I Really Didn’t Want to Increase My Favorability!
I Really Didn’t Want to Increase My Favorability!
Prev Detail Next
Read List 184

I Really Didn’t Want to Increase My Favorability! Chapter 179 Bahasa Indonesia

Qin Yunhe agak bingung ketika dia langsung memegang pergelangan tangannya. Apakah dia tidak takut ketahuan?

Namun, melihat seringai Xu Lin, dia langsung kesal. Apakah pria ini hanya ingin menghibur dirinya sendiri dengannya?!

“Apa yang sedang terjadi?”

“Mereka bersikeras agar aku datang dan memulai percakapan denganmu, jadi aku di sini.”
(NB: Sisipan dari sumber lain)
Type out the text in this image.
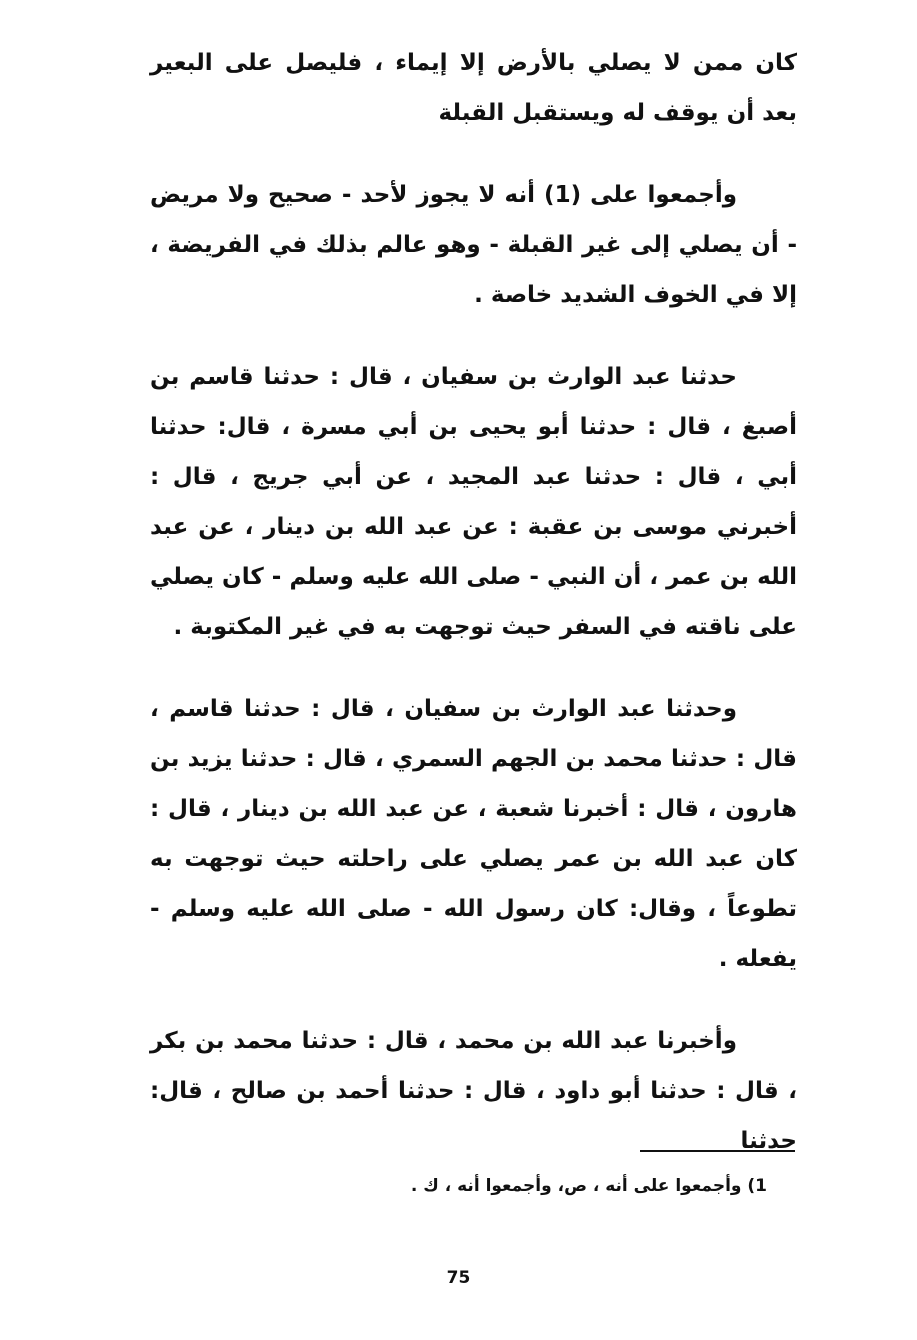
كان ممن لا يصلي بالأرض إلا إيماء ، فليصل على البعير بعد أن يوقف له ويستقبل القبلة

وأجمعوا على (1) أنه لا يجوز لأحد - صحيح ولا مريض - أن يصلي إلى غير القبلة - وهو عالم بذلك في الفريضة ، إلا في الخوف الشديد خاصة .

حدثنا عبد الوارث بن سفيان ، قال : حدثنا قاسم بن أصبغ ، قال : حدثنا أبو يحيى بن أبي مسرة ، قال: حدثنا أبي ، قال : حدثنا عبد المجيد ، عن أبي جريج ، قال : أخبرني موسى بن عقبة : عن عبد الله بن دينار ، عن عبد الله بن عمر ، أن النبي - صلى الله عليه وسلم - كان يصلي على ناقته في السفر حيث توجهت به في غير المكتوبة .

وحدثنا عبد الوارث بن سفيان ، قال : حدثنا قاسم ، قال : حدثنا محمد بن الجهم السمري ، قال : حدثنا يزيد بن هارون ، قال : أخبرنا شعبة ، عن عبد الله بن دينار ، قال : كان عبد الله بن عمر يصلي على راحلته حيث توجهت به تطوعاً ، وقال: كان رسول الله - صلى الله عليه وسلم - يفعله .

وأخبرنا عبد الله بن محمد ، قال : حدثنا محمد بن بكر ، قال : حدثنا أبو داود ، قال : حدثنا أحمد بن صالح ، قال: حدثنا

1) وأجمعوا على أنه ، ص، وأجمعوا أنه ، ك .
75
“Taruhan?” Qin Yunhe menatapnya dengan dingin.

“Eh…”

“Tidak lain kali!”

"Oke."

Xu Lin langsung layu, dan melepaskan tangannya, tetapi Qin Yunhe menariknya kembali dengan lembut, menggenggam tangannya.
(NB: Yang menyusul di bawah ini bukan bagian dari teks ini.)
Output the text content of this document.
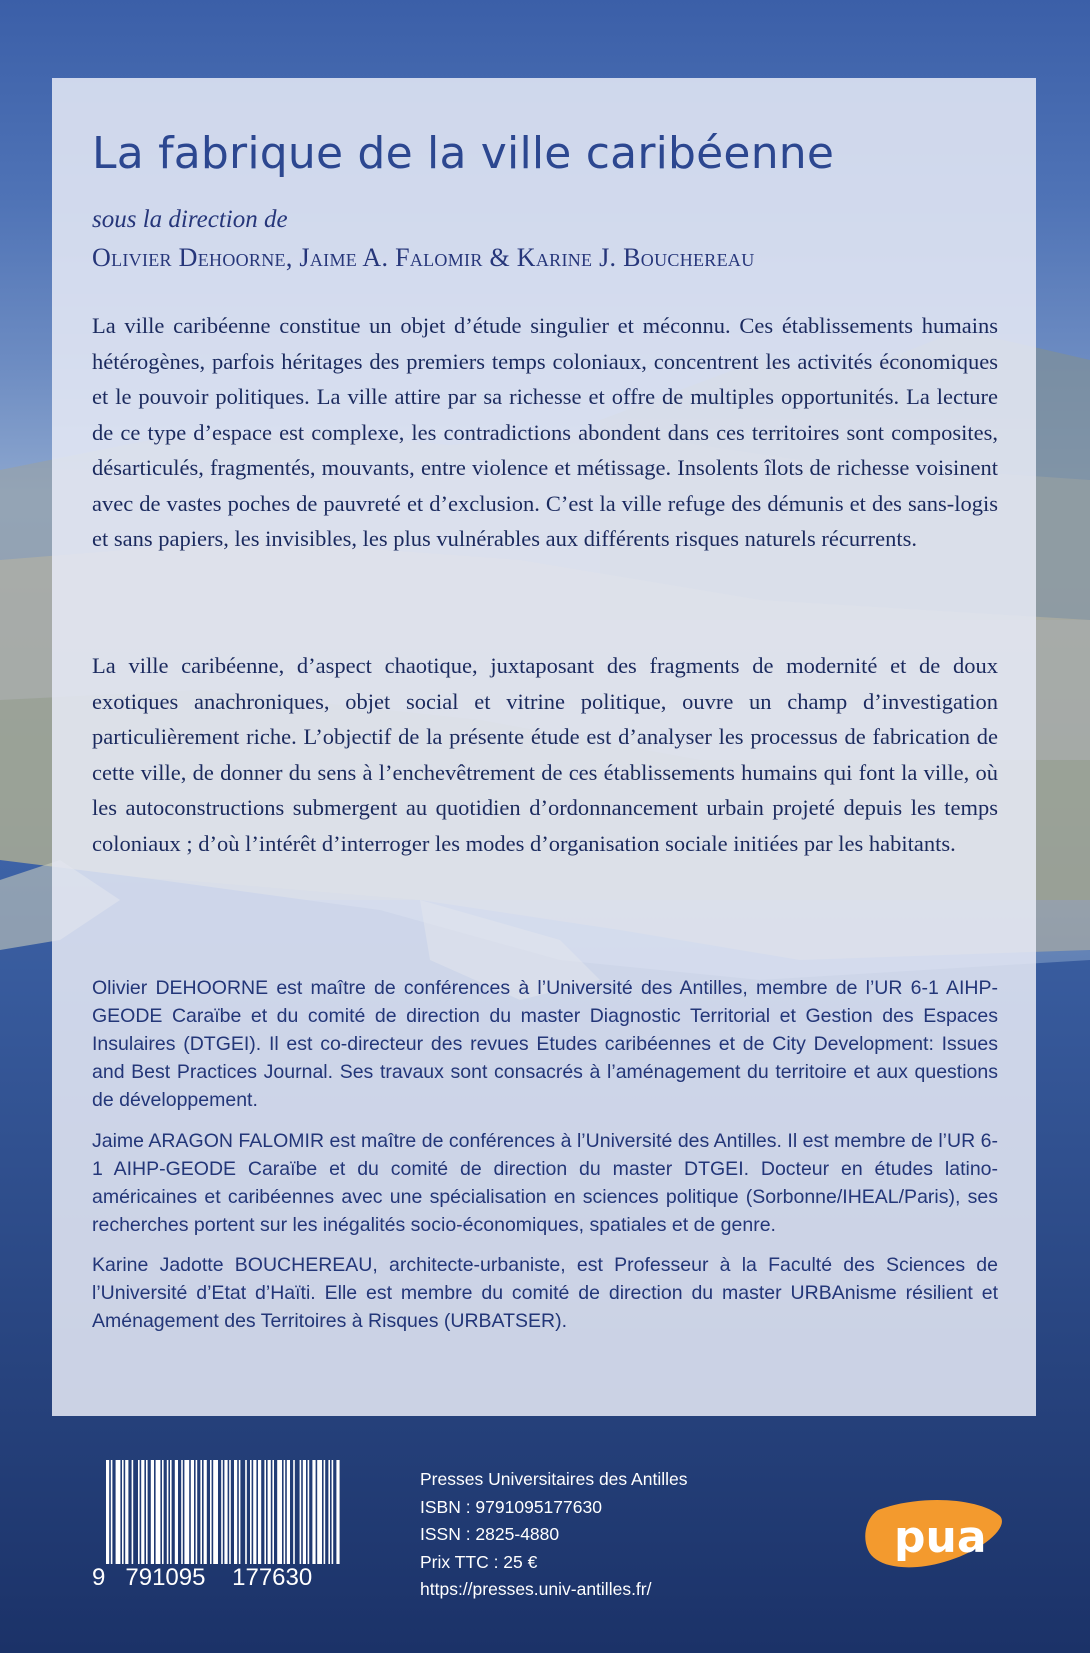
La fabrique de la ville caribéenne
sous la direction de
Olivier Dehoorne, Jaime A. Falomir & Karine J. Bouchereau

La ville caribéenne constitue un objet d’étude singulier et méconnu. Ces établissements humains hétérogènes, parfois héritages des premiers temps coloniaux, concentrent les activités économiques et le pouvoir politiques. La ville attire par sa richesse et offre de multiples opportunités. La lecture de ce type d’espace est complexe, les contradictions abondent dans ces territoires sont composites, désarticulés, fragmentés, mouvants, entre violence et métissage. Insolents îlots de richesse voisinent avec de vastes poches de pauvreté et d’exclusion. C’est la ville refuge des démunis et des sans-logis et sans papiers, les invisibles, les plus vulnérables aux différents risques naturels récurrents.

La ville caribéenne, d’aspect chaotique, juxtaposant des fragments de modernité et de doux exotiques anachroniques, objet social et vitrine politique, ouvre un champ d’investigation particulièrement riche. L’objectif de la présente étude est d’analyser les processus de fabrication de cette ville, de donner du sens à l’enchevêtrement de ces établissements humains qui font la ville, où les autoconstructions submergent au quotidien d’ordonnancement urbain projeté depuis les temps coloniaux ; d’où l’intérêt d’interroger les modes d’organisation sociale initiées par les habitants.

Olivier DEHOORNE est maître de conférences à l’Université des Antilles, membre de l’UR 6-1 AIHP-GEODE Caraïbe et du comité de direction du master Diagnostic Territorial et Gestion des Espaces Insulaires (DTGEI). Il est co-directeur des revues Etudes caribéennes et de City Development: Issues and Best Practices Journal. Ses travaux sont consacrés à l’aménagement du territoire et aux questions de développement.

Jaime ARAGON FALOMIR est maître de conférences à l’Université des Antilles. Il est membre de l’UR 6-1 AIHP-GEODE Caraïbe et du comité de direction du master DTGEI. Docteur en études latino-américaines et caribéennes avec une spécialisation en sciences politique (Sorbonne/IHEAL/Paris), ses recherches portent sur les inégalités socio-économiques, spatiales et de genre.

Karine Jadotte BOUCHEREAU, architecte-urbaniste, est Professeur à la Faculté des Sciences de l’Université d’Etat d’Haïti. Elle est membre du comité de direction du master URBAnisme résilient et Aménagement des Territoires à Risques (URBATSER).

9 791095 177630
Presses Universitaires des Antilles
ISBN : 9791095177630
ISSN : 2825-4880
Prix TTC : 25 €
https://presses.univ-antilles.fr/
pua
“Alangkah menyenangkannya jika suatu hari nanti kita bisa berjalan di jalan seperti ini.”

"Kami akan."

Mendengar Qin Yunhe mengatakan ini, Xu Lin tiba-tiba merasa bersalah. Permintaan yang sangat kecil, namun mereka membuatnya tampak begitu sulit.

Meskipun Qin Yunhe menolak menjadi pacarnya, dialah yang memiliki lebih banyak kekhawatiran.

Duh~

“Kita sebenarnya bisa memberi tahu Guru Su tentang kita…”

“Jangan lakukan itu untuk saat ini, oke? Dengarkan aku dulu.”

"Baiklah."

Lalu mereka melepaskan pegangan tangan masing-masing dan berjalan menuruni tangga bersama-sama, menghadap dua sosok menyedihkan di bawah.

Yang seorang mencemaskan tusuk sate ayam, atau bolehkah aku katakan, uang, sementara yang lain mencemaskan dirinya sendiri.

"Halo."

“Halo, Pak Polisi.”

“Kamu Ma Zhiyu, kan? Aku tidak ada di kantor polisi hari itu, jadi orang lain yang menerima kamu dan pacarmu.”

“Oh? Kamu Petugas Qin!? Begitu ya, itu sebabnya Xu Lin bisa datang langsung… Halo, terima kasih atas bantuanmu!”

Ma Zhiyu akhirnya menyadari dan segera membungkuk, tetapi Qin Yunhe menariknya dengan satu tangan.

“Kamu juga harus berterima kasih kepada Xu Lin. Dia juga banyak berkontribusi.”

“Kita kan saudara, tentu saja aku harus berterima kasih padanya. Aku hanya bilang aku akan mentraktirnya sate ayam selama sebulan, aku juga harus mentraktirmu makan.”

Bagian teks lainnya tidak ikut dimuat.